濡れた楽譜。水には錆、ほこり、糸くず、砂などが混ざっていたという(2022年9月24日)
「水と音の恐怖です。ホール内に反響する降水音の記憶が残り、しばらくシャワーを浴びることが怖かったという楽団員もいます」
ホール内で反響する水圧の凄まじさによる音の記憶がトラウマとなり、心的なストレスが日常生活を侵食し続けているのだ。
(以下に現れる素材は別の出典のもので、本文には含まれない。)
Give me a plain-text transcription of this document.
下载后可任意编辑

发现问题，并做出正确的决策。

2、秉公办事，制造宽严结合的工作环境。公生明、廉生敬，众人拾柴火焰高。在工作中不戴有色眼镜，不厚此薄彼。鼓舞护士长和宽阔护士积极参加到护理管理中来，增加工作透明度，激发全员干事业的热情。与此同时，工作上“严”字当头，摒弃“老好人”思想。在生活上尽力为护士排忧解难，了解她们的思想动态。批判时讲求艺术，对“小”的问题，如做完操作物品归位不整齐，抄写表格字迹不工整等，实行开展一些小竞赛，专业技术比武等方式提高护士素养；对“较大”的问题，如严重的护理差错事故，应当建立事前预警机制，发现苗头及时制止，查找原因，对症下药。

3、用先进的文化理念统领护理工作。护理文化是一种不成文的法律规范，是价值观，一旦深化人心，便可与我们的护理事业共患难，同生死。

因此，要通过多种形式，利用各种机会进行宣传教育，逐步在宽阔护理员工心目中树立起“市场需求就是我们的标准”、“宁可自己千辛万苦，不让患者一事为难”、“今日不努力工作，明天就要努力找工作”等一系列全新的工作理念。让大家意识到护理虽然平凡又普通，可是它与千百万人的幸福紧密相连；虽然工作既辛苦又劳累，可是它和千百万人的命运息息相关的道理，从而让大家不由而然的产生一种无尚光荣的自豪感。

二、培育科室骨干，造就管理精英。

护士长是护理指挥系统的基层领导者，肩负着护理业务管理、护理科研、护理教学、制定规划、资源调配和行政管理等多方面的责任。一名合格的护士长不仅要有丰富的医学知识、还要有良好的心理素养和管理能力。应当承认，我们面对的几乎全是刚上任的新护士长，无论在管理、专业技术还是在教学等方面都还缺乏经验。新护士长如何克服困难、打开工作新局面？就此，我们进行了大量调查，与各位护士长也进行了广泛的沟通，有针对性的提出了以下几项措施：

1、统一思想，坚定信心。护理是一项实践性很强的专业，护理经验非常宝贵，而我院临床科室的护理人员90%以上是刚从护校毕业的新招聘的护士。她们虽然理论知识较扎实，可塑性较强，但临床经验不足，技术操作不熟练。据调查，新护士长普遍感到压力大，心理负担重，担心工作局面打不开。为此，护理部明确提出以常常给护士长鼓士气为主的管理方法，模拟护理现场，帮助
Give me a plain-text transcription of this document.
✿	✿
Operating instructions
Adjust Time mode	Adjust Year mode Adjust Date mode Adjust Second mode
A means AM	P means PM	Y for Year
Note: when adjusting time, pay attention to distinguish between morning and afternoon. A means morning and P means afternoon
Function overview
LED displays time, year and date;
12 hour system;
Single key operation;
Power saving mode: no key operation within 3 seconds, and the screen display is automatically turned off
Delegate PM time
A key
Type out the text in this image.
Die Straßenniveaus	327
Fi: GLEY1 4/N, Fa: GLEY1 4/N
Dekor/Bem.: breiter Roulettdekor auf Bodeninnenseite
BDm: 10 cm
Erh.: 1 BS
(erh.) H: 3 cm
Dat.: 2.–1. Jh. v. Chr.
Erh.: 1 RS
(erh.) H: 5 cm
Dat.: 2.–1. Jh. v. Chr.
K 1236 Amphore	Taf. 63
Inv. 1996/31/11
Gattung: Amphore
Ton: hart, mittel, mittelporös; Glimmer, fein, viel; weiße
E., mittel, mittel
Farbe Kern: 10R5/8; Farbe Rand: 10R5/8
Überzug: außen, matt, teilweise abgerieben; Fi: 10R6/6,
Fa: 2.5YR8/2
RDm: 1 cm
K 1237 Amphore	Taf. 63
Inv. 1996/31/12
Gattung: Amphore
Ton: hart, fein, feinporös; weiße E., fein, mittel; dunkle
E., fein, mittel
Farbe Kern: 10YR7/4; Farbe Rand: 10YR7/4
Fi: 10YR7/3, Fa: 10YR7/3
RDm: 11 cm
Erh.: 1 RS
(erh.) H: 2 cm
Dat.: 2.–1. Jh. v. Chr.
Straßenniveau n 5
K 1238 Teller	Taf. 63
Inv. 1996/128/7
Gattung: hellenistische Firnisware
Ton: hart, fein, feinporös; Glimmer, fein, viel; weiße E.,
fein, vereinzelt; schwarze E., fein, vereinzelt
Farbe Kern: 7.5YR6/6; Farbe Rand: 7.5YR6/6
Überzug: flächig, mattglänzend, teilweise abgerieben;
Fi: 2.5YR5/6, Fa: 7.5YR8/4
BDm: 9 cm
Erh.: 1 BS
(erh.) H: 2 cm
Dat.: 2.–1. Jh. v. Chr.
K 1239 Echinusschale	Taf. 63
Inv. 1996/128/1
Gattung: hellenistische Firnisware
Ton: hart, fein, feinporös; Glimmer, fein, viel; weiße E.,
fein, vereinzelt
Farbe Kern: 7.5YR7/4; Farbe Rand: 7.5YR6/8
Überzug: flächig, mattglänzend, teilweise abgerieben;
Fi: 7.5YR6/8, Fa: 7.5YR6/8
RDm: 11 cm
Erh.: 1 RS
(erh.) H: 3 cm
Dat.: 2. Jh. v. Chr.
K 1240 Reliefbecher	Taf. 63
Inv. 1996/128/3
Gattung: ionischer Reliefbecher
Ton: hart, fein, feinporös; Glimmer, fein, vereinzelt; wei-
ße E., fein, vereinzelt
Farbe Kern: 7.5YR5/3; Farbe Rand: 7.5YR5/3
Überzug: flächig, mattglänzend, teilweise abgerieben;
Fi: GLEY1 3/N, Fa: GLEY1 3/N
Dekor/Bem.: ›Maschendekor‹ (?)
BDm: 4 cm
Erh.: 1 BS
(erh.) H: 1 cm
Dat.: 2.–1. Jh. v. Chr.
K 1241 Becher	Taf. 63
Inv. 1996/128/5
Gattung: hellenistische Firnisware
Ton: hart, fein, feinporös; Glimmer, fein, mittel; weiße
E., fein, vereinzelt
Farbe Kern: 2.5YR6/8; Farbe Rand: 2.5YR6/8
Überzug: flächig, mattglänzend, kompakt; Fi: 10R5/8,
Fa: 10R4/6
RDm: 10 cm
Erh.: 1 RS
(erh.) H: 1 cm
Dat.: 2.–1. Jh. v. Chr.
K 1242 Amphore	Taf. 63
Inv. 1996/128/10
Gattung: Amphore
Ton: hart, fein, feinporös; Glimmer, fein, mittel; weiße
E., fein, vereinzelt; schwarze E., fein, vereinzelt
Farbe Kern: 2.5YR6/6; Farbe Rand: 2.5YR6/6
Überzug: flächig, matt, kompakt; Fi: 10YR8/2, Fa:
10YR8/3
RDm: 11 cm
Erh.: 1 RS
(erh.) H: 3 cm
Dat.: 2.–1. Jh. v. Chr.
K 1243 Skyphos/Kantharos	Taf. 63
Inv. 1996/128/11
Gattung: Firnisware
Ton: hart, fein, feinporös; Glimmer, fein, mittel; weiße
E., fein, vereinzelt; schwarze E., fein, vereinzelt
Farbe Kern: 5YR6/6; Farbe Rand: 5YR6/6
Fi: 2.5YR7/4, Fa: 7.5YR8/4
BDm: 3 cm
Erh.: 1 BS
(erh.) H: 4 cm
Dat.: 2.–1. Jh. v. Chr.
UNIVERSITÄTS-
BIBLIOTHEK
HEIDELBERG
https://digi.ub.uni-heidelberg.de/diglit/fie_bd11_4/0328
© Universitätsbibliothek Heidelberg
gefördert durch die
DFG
舞台上部から降った水がバケツに溜まった様子。水は茶色い(2022年9月24日)
「私自身、楽器ケースを開けると事故のことを思い出します。事故後もさまざまなホールでさまざまな演奏会に参加していますが、行く先々で、『今日は大丈夫かな』『今日は降らないかな』と常に不安に思いながら演奏を続けることがストレスです」
これは、経済的な補償云々以前の問題ではないだろうか。彼らはいつ癒されるかも定かではないトラウマを抱えながら音楽活動をしなければならないのだ。
もし仮に裾野市からの謝意があれば、多少なりとも心のケアになったかとたずねると、植田さんは「絶対に変わりました」と語気を強める。

普段のオーケストラの様子。第75回定期公演(2023年10月5日)
クラシック音楽をこよなく愛する筆者として残念に思うのは、公演の第一演目として予定されていたブラームス「交響曲第二番」が演奏されなかったことだ。水音の恐怖ではなく、ホルンによる穏やかな第一主題がホール内に響いていたら、どれだけ素晴らしかったことだろうか。
植田さんが「富士山の裾野が広がっている景色とブラームスの田園交響曲と言われる雄大な響きがマッチするのではないかと思った」と明かした裾野市に因む選曲理由を考えると、やるせない気持ちになる。
しかも、文化ホールでの自主公演を大々的に行うことが予算上難しくなっている昨今、裾野市では10年ぶりのオーケストラ公演だった。それだけに貴重な公演機会が失われたことは、裾野市にとっても大きな損失であったはずだ。
静岡県では1996年にも「アクトシティ浜松」の中ホールでスプリンクラーが誤作動し、パイプオルガンが水浸しになった。裾野市での事故もすでに1年前の出来事となる今、過去から何を学び、再発防止策が講じられるのか。「教訓として世の中に認知させていきたい」と語る植田さんの言葉の意味は重い。
裾野市は2023年8月、和解金の支払いに向けた協議に入ることを楽団に要請。楽団側は「話し合いの席に着く」意向を示している。
「応じるかは提示される内容次第です。それが私たちとして受け入れられないものであれば訴訟を起こすことも考え、準備しているところです」
先行きが見通せない状況はまだ続きそうだ。